Writer Jon Rivera opens this issue with two aliens enjoying a picnic on some alien world. They seem to be in love as one alien gives the other a special ring. An odd opening since we have no idea who these creatures are, but stick with it because Rivera makes this scene pay off and then some. The issue cuts back to the utter chaos Cave and his compatriots are enduring which includes some crazy psychedelic time jumping and some fast thinking as Cave’s car can barely hold together. The main story is fast paced, cutting between some utterly gross yet awesome action and some key story work when it comes to the villain’s plan. I can’t pretend I understand what is going on exactly, but really that’s part of the allure of this series.
Aside from the ridiculous missile top this is totally normal.
Michael Avon Oeming and Nick Filardi continue to do excellent work with this series. The smash cut from angelic alien picnic to utter chaos is perfect as the gutters are covered in Ben-Day dots and zigzag craziness. The villainous brain…thing, looks positively gross and strange with its weird little arms and colorful bits. The book is always changing visually, from wavy panels, to more conventional, and then a layout might pop in with triangles drawing your eye downward.
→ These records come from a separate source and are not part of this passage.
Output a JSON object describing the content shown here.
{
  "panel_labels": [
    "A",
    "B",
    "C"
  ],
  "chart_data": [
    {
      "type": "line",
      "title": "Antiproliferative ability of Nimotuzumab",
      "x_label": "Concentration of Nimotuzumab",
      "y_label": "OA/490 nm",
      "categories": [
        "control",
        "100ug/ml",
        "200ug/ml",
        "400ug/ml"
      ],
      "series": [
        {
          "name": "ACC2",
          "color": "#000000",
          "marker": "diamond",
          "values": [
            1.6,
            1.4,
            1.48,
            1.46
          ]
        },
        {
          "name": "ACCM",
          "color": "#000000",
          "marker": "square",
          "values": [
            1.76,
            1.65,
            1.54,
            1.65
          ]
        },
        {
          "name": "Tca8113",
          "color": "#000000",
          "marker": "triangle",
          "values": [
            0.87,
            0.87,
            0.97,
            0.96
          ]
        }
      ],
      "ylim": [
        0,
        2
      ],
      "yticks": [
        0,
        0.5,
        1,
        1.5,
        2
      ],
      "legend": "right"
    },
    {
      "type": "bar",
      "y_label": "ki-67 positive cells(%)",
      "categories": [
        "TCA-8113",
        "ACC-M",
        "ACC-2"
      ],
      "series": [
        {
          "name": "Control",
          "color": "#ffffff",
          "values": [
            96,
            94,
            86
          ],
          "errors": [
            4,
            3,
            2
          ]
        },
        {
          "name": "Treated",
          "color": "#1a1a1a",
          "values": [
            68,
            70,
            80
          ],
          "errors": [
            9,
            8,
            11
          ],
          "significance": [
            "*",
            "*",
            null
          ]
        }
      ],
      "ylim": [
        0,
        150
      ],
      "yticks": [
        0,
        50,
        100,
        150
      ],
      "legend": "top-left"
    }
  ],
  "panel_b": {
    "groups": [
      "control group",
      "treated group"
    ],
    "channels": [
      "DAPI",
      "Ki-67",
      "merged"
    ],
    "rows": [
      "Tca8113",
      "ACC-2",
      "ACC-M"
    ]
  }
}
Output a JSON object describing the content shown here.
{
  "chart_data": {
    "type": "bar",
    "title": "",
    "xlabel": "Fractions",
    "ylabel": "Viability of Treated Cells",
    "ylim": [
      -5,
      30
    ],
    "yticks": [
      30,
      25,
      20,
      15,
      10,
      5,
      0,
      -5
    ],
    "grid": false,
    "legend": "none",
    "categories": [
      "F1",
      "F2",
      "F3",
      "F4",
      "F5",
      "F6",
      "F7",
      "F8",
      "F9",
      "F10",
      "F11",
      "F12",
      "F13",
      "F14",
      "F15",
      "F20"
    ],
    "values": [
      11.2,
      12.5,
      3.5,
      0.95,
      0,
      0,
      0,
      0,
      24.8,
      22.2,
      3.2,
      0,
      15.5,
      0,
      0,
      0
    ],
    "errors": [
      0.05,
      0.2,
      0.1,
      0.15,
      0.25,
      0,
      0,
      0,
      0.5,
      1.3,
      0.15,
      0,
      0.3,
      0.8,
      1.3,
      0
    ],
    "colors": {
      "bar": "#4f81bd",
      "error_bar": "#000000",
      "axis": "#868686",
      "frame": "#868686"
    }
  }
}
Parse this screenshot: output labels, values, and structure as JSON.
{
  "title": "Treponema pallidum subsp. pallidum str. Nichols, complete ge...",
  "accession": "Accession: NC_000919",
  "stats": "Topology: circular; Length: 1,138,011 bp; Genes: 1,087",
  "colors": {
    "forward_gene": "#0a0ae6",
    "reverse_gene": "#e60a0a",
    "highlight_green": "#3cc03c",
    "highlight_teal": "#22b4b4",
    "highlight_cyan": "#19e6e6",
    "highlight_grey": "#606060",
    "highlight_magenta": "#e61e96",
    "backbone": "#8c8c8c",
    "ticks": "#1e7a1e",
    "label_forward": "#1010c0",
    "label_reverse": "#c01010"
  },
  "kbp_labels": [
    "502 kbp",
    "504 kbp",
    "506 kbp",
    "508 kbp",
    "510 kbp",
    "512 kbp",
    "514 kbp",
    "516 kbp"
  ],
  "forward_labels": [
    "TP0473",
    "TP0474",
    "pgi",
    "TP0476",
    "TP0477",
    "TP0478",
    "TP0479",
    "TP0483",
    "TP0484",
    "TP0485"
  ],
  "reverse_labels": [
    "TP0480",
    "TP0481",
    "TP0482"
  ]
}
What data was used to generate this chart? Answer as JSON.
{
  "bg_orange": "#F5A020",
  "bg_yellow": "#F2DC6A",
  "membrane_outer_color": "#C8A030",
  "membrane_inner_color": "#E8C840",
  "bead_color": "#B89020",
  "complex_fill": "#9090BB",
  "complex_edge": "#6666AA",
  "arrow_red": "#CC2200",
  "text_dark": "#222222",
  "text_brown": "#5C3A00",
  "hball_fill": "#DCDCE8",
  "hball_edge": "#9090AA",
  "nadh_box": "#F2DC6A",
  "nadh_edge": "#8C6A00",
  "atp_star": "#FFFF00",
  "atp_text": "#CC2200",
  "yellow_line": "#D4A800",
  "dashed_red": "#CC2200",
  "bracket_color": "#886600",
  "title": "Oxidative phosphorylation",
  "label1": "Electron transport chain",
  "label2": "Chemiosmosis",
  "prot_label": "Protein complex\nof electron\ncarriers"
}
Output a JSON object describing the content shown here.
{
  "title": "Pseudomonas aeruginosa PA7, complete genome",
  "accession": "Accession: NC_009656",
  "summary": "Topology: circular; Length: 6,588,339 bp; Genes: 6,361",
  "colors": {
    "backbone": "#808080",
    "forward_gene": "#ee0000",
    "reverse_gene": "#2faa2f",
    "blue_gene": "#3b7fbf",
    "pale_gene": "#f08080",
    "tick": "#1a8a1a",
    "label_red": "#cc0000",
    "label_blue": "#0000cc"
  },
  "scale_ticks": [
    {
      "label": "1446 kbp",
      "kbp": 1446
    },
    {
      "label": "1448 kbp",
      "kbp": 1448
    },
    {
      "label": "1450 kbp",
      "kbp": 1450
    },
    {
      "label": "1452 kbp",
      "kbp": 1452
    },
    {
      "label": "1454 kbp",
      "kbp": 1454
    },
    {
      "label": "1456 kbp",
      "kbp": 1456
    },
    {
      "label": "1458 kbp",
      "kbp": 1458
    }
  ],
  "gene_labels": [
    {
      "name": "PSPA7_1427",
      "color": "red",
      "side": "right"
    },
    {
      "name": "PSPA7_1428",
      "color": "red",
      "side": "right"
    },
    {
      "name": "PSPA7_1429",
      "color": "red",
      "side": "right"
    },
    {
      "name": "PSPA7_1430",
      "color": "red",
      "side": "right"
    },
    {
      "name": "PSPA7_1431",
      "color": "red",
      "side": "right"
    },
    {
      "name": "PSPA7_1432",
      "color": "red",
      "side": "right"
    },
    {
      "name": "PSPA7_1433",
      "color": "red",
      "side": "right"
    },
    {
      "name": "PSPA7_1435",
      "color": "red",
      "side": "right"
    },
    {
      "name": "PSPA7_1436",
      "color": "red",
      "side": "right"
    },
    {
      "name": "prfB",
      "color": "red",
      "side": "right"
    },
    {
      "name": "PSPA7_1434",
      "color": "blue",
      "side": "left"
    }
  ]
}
It’s like a visual jazz that’s hard to ever pin down, which helps disorient the reader.
And then a flipping brain gets cut out of of a head. Seriously, this sequence of events is awesome in the goriest of ways. The fact that it goes from gross to grosser is a testament to Oeming, Filardi, and Rivera working together like a well oiled machine. There’s stuff in this book you’ve never seen before and probably won’t ever again.
What the fuuuuuu…
It can’t be perfect can it?
I’m the first to admit not understanding what the hell is going on can be a detriment to the story. Essentially crazy s--t is going down and the characters are attempting to stop said s--t from happening. What is happening, and how they’re time hopping make little sense, and I think that’s the point. That said, it’s sometimes so disorienting it’s hard to know what to feel.
Is It Good?
A visual jazz you can never pin down, the creative team is firing on all cylinders creating a story never seen before and never to be replicated again.